Ahhh... it is an ENDIAN problem. Intel and HP represent data differently. One represents it from left to right as we would assume but that is HP. You using an Intel based platform and the bytes are actually represented in reverse

example

int x = 255;

// HP
1 2 3 4
00000000|00000000|00000000|11111111

// INTEL
1 2 3 4
11111111|00000000|00000000|00000000

if you search the web on byte swapping you will see examples of this.

the way byte swapping would work with this is 1 will be swapped with 4 and 2 swapped with 3.

Hope this helps, and post if you need more explanation.

Matt
 
the spacing on the numbering was off... each number (1-4) represents a byte
 
UGH... thanx for bring me sanity. But I'm not sure knowing the problem helps me much. I'm writing a DirectX application, and the array I'm recieving is the memory space of a direct draw surface. Because of the nature of the problem, I wont know until run time if I have an array of bytes, words, or dwords -- so I deal with it by using a byte array and changing my logic accordingly.

this causes problems... off the top of my head...

1) How would I detect whether the bytes were forward or backward (ENDIAN or not I guess is the proper term) short of writing out an int or something and checking it?
2) Swapping it must be dirt slow.. the array I'm dealing with could have a few megs worth of bytes in it
3) I need to write directly to the array I recieve, so even if I swapped the bytes, I would then have to re-swap them to write them back to the source, which would be twice as slow

There must be a better way :(
 
swapping may not be required. Do you know the data type? If it is an array of ints the your all set... just use an int and the platform will take care of interpreting the value. This holds true for any case.

There could be a way around it though.

struct my_int
{
union byteswap{
char c[4];
int x;
} my_value;

operator = (int x){
my_value.c[4] = x>> 0 & 0xFF;
my_value.c[4] = x>> 8 & 0xFF;
my_value.c[4] = x>> 16 & 0xFF;
my_value.c[4] = x>> 24 & 0xFF;
}
};


Just a side note... this was off the top of my head. It may be >> 0 , >> 7 , >> 15 and >>23 I just wrote this up quick

Usage

my_int x;
x = 7;
cout<<&quot;byteswapped value = &quot;<<(int)x;

matt

 
Thats a great idea.. although I don't necessarily have long ints, they could be short ints or chars. But thats easy to allow for. I could assume that it is always little-endian (intel) and just write my bytes backwards, that would be fine UNLESS theres a lot of machines out there that are big-endian. Are there??
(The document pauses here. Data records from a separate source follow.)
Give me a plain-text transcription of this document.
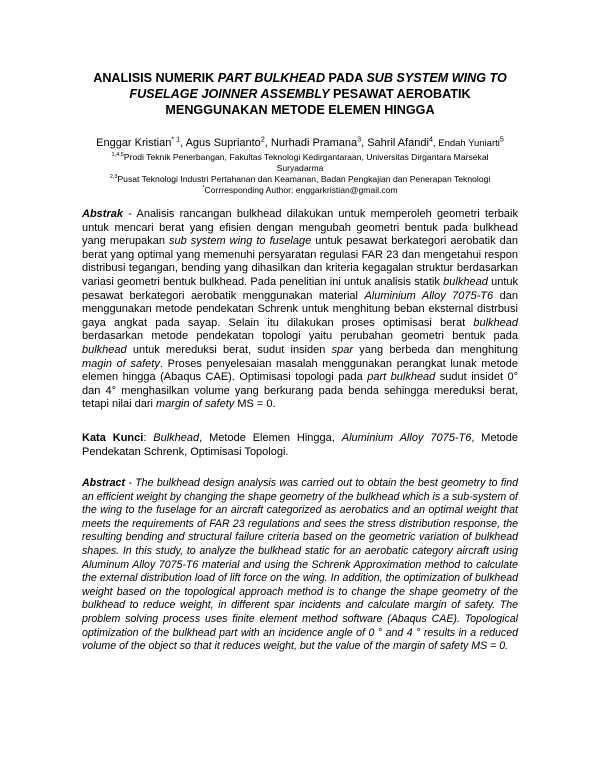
ANALISIS NUMERIK PART BULKHEAD PADA SUB SYSTEM WING TO FUSELAGE JOINNER ASSEMBLY PESAWAT AEROBATIK MENGGUNAKAN METODE ELEMEN HINGGA
Enggar Kristian$^{* 1}$, Agus Supriantο$^2$, Nurhadi Pramana$^3$, Sahril Afandi$^4$, Endah Yuniarti$^5$
$^{1,4,5}$Prodi Teknik Penerbangan, Fakultas Teknologi Kedirgantaraan, Universitas Dirgantara Marsekal Suryadarma
$^{2,3}$Pusat Teknologi Industri Pertahanan dan Keamanan, Badan Pengkajian dan Penerapan Teknologi
*Corrresponding Author: enggarkristian@gmail.com
Abstrak - Analisis rancangan bulkhead dilakukan untuk memperoleh geometri terbaik untuk mencari berat yang efisien dengan mengubah geometri bentuk pada bulkhead yang merupakan sub system wing to fuselage untuk pesawat berkategori aerobatik dan berat yang optimal yang memenuhi persyaratan regulasi FAR 23 dan mengetahui respon distribusi tegangan, bending yang dihasilkan dan kriteria kegagalan struktur berdasarkan variasi geometri bentuk bulkhead. Pada penelitian ini untuk analisis statik bulkhead untuk pesawat berkategori aerobatik menggunakan material Aluminium Alloy 7075-T6 dan menggunakan metode pendekatan Schrenk untuk menghitung beban eksternal distrbusi gaya angkat pada sayap. Selain itu dilakukan proses optimisasi berat bulkhead berdasarkan metode pendekatan topologi yaitu perubahan geometri bentuk pada bulkhead untuk mereduksi berat, sudut insiden spar yang berbeda dan menghitung magin of safety. Proses penyelesaian masalah menggunakan perangkat lunak metode elemen hingga (Abaqus CAE). Optimisasi topologi pada part bulkhead sudut insidet 0° dan 4° menghasilkan volume yang berkurang pada benda sehingga mereduksi berat, tetapi nilai dari margin of safety MS = 0.
Kata Kunci: Bulkhead, Metode Elemen Hingga, Aluminium Alloy 7075-T6, Metode Pendekatan Schrenk, Optimisasi Topologi.
Abstract - The bulkhead design analysis was carried out to obtain the best geometry to find an efficient weight by changing the shape geometry of the bulkhead which is a sub-system of the wing to the fuselage for an aircraft categorized as aerobatics and an optimal weight that meets the requirements of FAR 23 regulations and sees the stress distribution response, the resulting bending and structural failure criteria based on the geometric variation of bulkhead shapes. In this study, to analyze the bulkhead static for an aerobatic category aircraft using Aluminum Alloy 7075-T6 material and using the Schrenk Approximation method to calculate the external distribution load of lift force on the wing. In addition, the optimization of bulkhead weight based on the topological approach method is to change the shape geometry of the bulkhead to reduce weight, in different spar incidents and calculate margin of safety. The problem solving process uses finite element method software (Abaqus CAE). Topological optimization of the bulkhead part with an incidence angle of 0 ° and 4 ° results in a reduced volume of the object so that it reduces weight, but the value of the margin of safety MS = 0.
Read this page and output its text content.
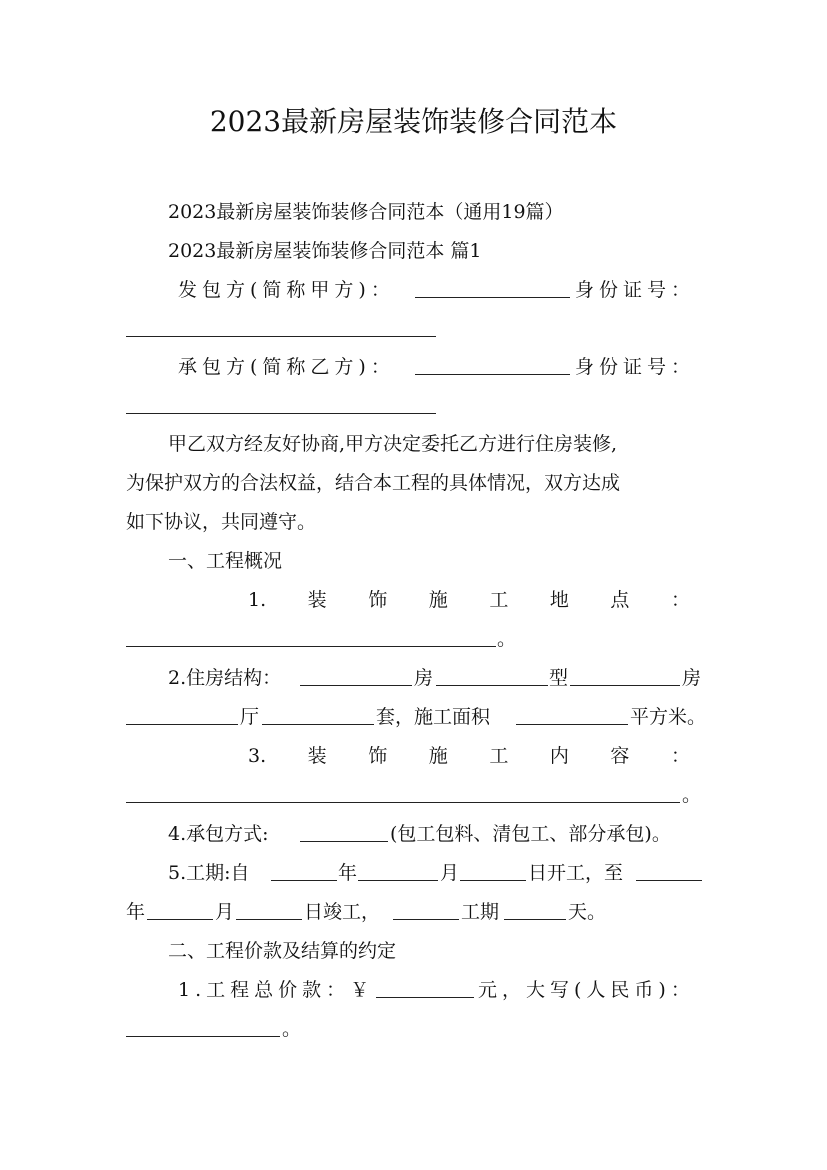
2023最新房屋装饰装修合同范本
2023最新房屋装饰装修合同范本（通用19篇）
2023最新房屋装饰装修合同范本 篇1
发包方(简称甲方)：	身份证号：
承包方(简称乙方)：	身份证号：
甲乙双方经友好协商,甲方决定委托乙方进行住房装修,
为保护双方的合法权益，结合本工程的具体情况，双方达成
如下协议，共同遵守。
一、工程概况
1. 装 饰 施 工 地 点 ：
。
2.住房结构：	房	型	房
厅	套，施工面积	平方米。
3. 装 饰 施 工 内 容 ：
。
4.承包方式:	(包工包料、清包工、部分承包)。
5.工期:自	年	月	日开工，至
年	月	日竣工，	工期	天。
二、工程价款及结算的约定
1.工程总价款：￥	元，大写(人民币)：
。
What I really need to do is find out how DirectX programmers deal with this problem.

Thanks for your help though, you've been a life-saver. I'm not sure how I ever would have discovered the cause of the problem on my own (believe me I tried)
 
Heh... no problem. DirectX, as far as I know because I have not ventured into the game developing aspect of C++, is only windows based and therefore should only be little-endian.

Matt
 
What is the problem?

struct intchar
{
union
{
int x;
char xx[4];
}
}; John Fill
1c.bmp


ivfmd@mail.md
 
The problem is BIGENDIAN and LITTLEENDIAN. If your not seeing a problem, i would assume your probabally working on a unix based system.

try this out:

intchar i;
i.union_name.x = 255;

when you look at
xx[3] is it a 0 or a -1? If it is a zero then you are working on a BIGENDIAN machine. If, however, xx[0] is -1 then you are working on a LITTLEENDIAN machine.